Yup it all clicked for me when she said something to the extent of needing a pimp to keep her motivated. Thats when I realized ok it definitely isn't her first time on the block.
 

AndersK

Member
Great to see a period piece starting strong. Vinyl was quite the misfire. I feel HBO really needs a great drama that isn't filled with Dragons or Robots.

In any case. In for Simon, as always.
 

Zousi

Member
It's an actual series, tentatively planned (though not actually renewed) for three seasons.

And that plan seems to include moving from one decade to another, so the next season would cover the 80s . George Pelecanos hinted at this on The Watch podcast.
 
I really liked Franco as an actor from the period between freaks and geeks, straight through to the spidermans and pineapple express

Since then tho he hasn't done much for me. But I'm really enjoying him as the lead in here. Fantastic pilot.

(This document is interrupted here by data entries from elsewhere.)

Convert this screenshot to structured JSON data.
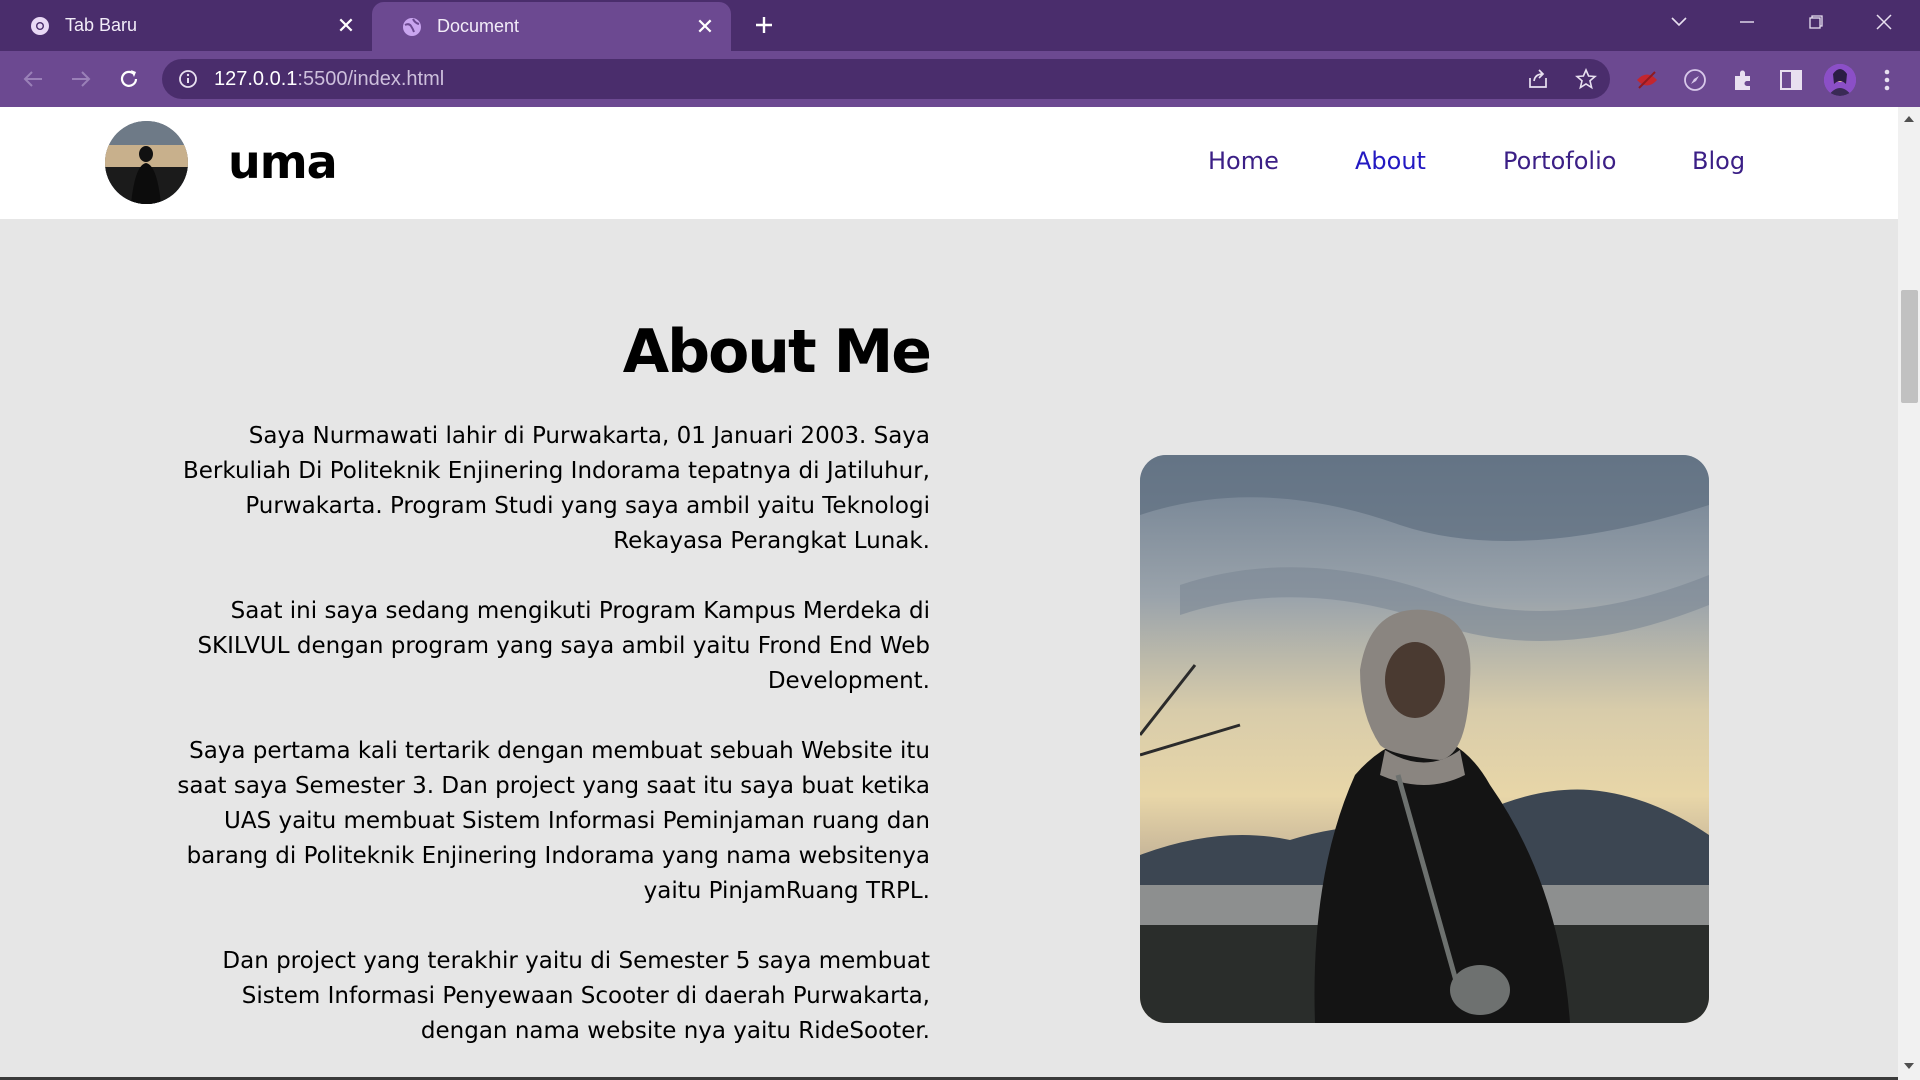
{
  "browser": {
    "tabs": [
      {
        "title": "Tab Baru",
        "active": false,
        "icon": "chrome-icon"
      },
      {
        "title": "Document",
        "active": true,
        "icon": "globe-icon"
      }
    ],
    "new_tab_icon": "plus-icon",
    "url_host": "127.0.0.1",
    "url_rest": ":5500/index.html",
    "theme_colors": {
      "frame": "#4a2d6c",
      "toolbar": "#6c4991",
      "omnibox": "#4a2d6c"
    }
  },
  "site": {
    "logo_text": "uma",
    "nav": [
      {
        "label": "Home"
      },
      {
        "label": "About",
        "active": true
      },
      {
        "label": "Portofolio"
      },
      {
        "label": "Blog"
      }
    ],
    "nav_color": "#3b1f86",
    "nav_active_color": "#2319c2"
  },
  "about": {
    "title": "About Me",
    "paragraphs": [
      "Saya Nurmawati lahir di Purwakarta, 01 Januari 2003. Saya Berkuliah Di Politeknik Enjinering Indorama tepatnya di Jatiluhur, Purwakarta. Program Studi yang saya ambil yaitu Teknologi Rekayasa Perangkat Lunak.",
      "Saat ini saya sedang mengikuti Program Kampus Merdeka di SKILVUL dengan program yang saya ambil yaitu Frond End Web Development.",
      "Saya pertama kali tertarik dengan membuat sebuah Website itu saat saya Semester 3. Dan project yang saat itu saya buat ketika UAS yaitu membuat Sistem Informasi Peminjaman ruang dan barang di Politeknik Enjinering Indorama yang nama websitenya yaitu PinjamRuang TRPL.",
      "Dan project yang terakhir yaitu di Semester 5 saya membuat Sistem Informasi Penyewaan Scooter di daerah Purwakarta, dengan nama website nya yaitu RideSooter."
    ]
  }
}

I followed treme through most of the run and it wasn't bad but it often bored me. I'm glad Simon is back to something seedier. New York in the 70s is always great to see on film too. Looks so grimy.
 
- NPR's Pop Culture Happy Hour Podcast: Pimps, Porn And Prostitution: Dissecting 'The Deuce'
David Simon and George Pelecanos made The Wire and Treme together, among other shows, and now they've teamed up to create The Deuce, a new HBO drama about prostitution and the rise of the porn industry in New York's Times Square. Set in 1971, when prostitution took place out in the open on Times Square's grubby streets, the show stars Maggie Gyllenhaal, James Franco (as twins!) and a huge cast of character actors who help form an ambitious web of stories. It's a lot to take in, and the first eight-episode season — which premiered Sept. 10 — spends far more time on character development than on rapid-fire plot advancement.

On this week's Pop Culture Happy Hour, Glen Weldon and I tackle The Deuce with the help of Weekend Edition's Barrie Hardymon and writer Katie Presley. The show sparks a whole lot of discussion about seedy scene-setting, great supporting performances, the role of women in making the show, unsexy sex scenes, public health nightmares, the "David Simon-ness" of it all, self-pitying pimps and much more.
 

Sanjuro

Member
I thought it was a great start. I like the effort they put into recreating the grimy street feel. Only hope they can keep that up in subsequent episodes.